City council efficiency
Regarding Scott Radley’s recent column about city council meetings, many of his suggestions would be ways to get council’s business done within the new eight-hour meeting cap rather than being inherently better ways to shorten meetings. He suggests shorter meetings from less talking might boost citizen engagement, but there shouldn’t be a rule about it. They’re not mutually exclusive. Yes, council can extend meetings beyond this limit on a case-by-case basis, but what this new bylaw does is set the default to a time that is more humane for councillors and staff as human beings and as workers and allows everyone involved to predict when they might be available for children or other care responsibilities more accurately.

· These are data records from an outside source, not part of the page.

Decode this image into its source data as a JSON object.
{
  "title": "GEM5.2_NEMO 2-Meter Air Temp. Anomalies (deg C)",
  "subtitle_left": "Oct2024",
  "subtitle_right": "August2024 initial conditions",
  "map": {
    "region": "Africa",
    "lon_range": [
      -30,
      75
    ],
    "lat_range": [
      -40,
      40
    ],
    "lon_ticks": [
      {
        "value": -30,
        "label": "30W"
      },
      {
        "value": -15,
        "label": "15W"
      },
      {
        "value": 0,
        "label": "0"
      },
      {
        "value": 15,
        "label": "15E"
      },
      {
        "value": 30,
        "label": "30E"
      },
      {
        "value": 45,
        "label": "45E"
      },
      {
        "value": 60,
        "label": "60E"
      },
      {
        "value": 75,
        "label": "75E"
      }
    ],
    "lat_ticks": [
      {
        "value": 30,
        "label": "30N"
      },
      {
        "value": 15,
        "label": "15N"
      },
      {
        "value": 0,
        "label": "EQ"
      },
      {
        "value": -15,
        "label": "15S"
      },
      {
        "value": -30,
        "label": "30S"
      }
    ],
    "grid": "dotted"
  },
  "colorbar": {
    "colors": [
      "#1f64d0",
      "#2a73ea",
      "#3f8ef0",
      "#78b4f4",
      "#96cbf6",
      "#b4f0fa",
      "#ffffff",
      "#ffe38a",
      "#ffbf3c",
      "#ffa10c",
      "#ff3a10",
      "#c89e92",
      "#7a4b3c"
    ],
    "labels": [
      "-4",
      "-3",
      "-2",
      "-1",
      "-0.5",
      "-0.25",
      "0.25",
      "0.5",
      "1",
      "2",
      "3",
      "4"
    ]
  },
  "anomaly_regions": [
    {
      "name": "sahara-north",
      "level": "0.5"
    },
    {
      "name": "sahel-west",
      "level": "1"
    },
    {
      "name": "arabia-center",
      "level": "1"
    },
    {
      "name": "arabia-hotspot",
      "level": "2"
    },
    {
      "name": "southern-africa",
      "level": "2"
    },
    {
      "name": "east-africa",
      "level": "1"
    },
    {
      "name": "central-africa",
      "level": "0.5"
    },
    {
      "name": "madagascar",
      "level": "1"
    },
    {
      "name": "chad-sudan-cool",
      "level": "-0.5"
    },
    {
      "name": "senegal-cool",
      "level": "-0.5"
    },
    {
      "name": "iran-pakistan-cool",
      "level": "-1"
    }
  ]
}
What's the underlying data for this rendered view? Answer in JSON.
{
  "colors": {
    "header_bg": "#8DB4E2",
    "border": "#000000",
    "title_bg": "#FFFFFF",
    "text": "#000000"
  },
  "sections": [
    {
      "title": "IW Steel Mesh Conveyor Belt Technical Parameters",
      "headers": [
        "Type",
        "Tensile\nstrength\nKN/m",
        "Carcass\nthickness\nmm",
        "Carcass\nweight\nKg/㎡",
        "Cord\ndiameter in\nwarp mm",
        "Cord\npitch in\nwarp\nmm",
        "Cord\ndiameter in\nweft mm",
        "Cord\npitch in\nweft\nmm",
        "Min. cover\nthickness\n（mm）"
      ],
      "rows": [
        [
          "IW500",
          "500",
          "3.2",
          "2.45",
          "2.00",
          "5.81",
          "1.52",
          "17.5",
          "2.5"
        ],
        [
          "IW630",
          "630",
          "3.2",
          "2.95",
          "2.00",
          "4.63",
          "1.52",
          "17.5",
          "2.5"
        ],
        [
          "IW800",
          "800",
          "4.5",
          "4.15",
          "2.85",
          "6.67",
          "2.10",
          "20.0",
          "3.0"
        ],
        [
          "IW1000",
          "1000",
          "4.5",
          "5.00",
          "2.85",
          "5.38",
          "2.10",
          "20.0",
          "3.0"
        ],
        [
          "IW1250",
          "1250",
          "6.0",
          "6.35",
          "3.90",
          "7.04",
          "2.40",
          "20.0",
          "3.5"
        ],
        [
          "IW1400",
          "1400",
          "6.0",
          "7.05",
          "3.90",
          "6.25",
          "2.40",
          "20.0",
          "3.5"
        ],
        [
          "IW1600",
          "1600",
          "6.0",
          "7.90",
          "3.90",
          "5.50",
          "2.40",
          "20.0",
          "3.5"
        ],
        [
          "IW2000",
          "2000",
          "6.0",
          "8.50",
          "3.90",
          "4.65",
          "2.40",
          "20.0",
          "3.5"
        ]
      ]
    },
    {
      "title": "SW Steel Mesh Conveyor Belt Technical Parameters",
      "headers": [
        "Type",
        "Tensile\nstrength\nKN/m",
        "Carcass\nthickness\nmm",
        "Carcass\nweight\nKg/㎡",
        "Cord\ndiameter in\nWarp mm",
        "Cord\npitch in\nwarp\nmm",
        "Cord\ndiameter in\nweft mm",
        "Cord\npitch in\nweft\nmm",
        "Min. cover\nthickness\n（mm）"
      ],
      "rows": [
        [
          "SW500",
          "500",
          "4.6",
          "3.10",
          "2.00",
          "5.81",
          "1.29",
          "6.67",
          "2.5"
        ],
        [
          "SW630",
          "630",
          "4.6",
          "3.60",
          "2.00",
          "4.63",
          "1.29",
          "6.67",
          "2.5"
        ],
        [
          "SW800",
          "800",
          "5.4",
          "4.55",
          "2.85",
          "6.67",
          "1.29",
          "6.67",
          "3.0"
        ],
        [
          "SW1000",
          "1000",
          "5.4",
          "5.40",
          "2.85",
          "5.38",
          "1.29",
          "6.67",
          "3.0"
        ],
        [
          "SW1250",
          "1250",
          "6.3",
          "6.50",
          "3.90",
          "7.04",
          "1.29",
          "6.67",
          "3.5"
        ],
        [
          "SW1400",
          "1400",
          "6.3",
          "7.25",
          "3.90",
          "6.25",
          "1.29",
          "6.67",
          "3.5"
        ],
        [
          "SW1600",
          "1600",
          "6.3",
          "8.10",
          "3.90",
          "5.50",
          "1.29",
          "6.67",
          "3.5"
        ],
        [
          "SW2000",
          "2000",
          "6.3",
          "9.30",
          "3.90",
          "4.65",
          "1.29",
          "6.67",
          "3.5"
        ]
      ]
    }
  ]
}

What troubles me more is the implication that our new council is wasteful and not hard-working. Some councillors asked for bigger office budgets to hire staff to engage with constituents, a rationale that was provided transparently. Council’s upcoming consideration of the largest tax increase in several years is the direct and predictable consequence of previous councils’ decisions to cut costs short-term without balanced fiscal planning for long-term infrastructure and service needs. To spend most of the article offering (presumably) better ways to shorten meetings, and then chastise council for voting for “shorter work hours” is an interesting sleight of hand; although not the same as total work hours, as the author himself points out, I thought shorter meetings were a good thing. Do I sense a wistfulness for a bygone era?